Park in your own driveway? You're a criminal!

Whatever you do, do not park on a gravel driveway in Toledo, Ohio. The Mayor of Toledo, Carty Finkbeiner, has deputized city workers to go out and ticket people who park on gravel driveways. Even if the driveway is in front of your own house. The Mayor, incidentally, is facing a recall.

NEWSCOM

June 16, 2009

Who says government doesn't always know best? And if government says you can't legally park in your driveway, they must be right. What business do you have parking your car in your own driveway anyway?

Sure, this makes sense to all of us. But people in Toledo, on the other hand, are all upset because they're receiving parking tickets for doing the unheard of.

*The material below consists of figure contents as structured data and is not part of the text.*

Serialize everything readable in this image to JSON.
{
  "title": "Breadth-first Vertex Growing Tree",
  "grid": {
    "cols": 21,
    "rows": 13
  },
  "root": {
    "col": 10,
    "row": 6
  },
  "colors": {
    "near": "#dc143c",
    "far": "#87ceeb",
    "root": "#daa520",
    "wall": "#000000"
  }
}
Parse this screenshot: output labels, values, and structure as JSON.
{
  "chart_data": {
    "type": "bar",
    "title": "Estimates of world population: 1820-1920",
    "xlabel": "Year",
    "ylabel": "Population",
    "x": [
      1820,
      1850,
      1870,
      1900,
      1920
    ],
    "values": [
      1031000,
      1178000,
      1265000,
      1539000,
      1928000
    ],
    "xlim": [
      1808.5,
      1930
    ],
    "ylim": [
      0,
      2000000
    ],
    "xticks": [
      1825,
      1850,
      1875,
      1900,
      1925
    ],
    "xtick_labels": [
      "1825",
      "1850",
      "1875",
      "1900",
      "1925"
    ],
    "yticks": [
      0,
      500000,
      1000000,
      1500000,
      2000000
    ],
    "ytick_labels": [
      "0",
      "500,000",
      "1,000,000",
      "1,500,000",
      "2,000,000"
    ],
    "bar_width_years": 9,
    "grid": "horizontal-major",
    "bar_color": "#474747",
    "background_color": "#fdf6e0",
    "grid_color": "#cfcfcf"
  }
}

The criminal act of parking their cars in front of their house.

Crime wave

And the acts of criminality have become so rampant that the Mayor has deputized city workers (instead of police officers and the parking division of the city) to roam the hardscrabble streets to issue $25 parking citations to individuals who have committed this heinous crime.

Not every citizen is getting a ticket. Only those who don't have their driveways paved. Gravel isn't good enough for the Mayor. It's gotta be paved. If not, you're a criminal.

Dag-gone it!

Mayor Carty Finkbeiner, who surprisingly is facing a recall, says he stands by a bureaucrat's the Acting Commissioner of Streets, Bridges and Harbor's decision to ticket citizens who park in their driveways.

"Every law in the city should be enforced and I will defer to the director over the media, that's for dag-gone sure," Mayor Finkbeiner said in a press conference last night. "I will not second guess her because more times then not she's right and the citizens that are criticizing her are not right."

Surprise, surprise

It's not as though Toledoans are hell-bent against paved driveways. It's just that the decision to enforce a little known regulation is taking them by surprise. Take Charles Robertson, for example. He's lived in the same house (with the same gravel driveway) for 43 years. He got his first ticket last week.

"I just can't reach into my magic box of tricks and get 5 or 6 grand to pave my driveway," he said.

Appeal

Not everyone agrees with the Mayor, however. City Councilman Michael Collins has collected many of the parking citations and has pledged to have the tickets rescinded.

"If we have time for this Mickey Mouse nonsense something is radically wrong with that," Councilman Collins said.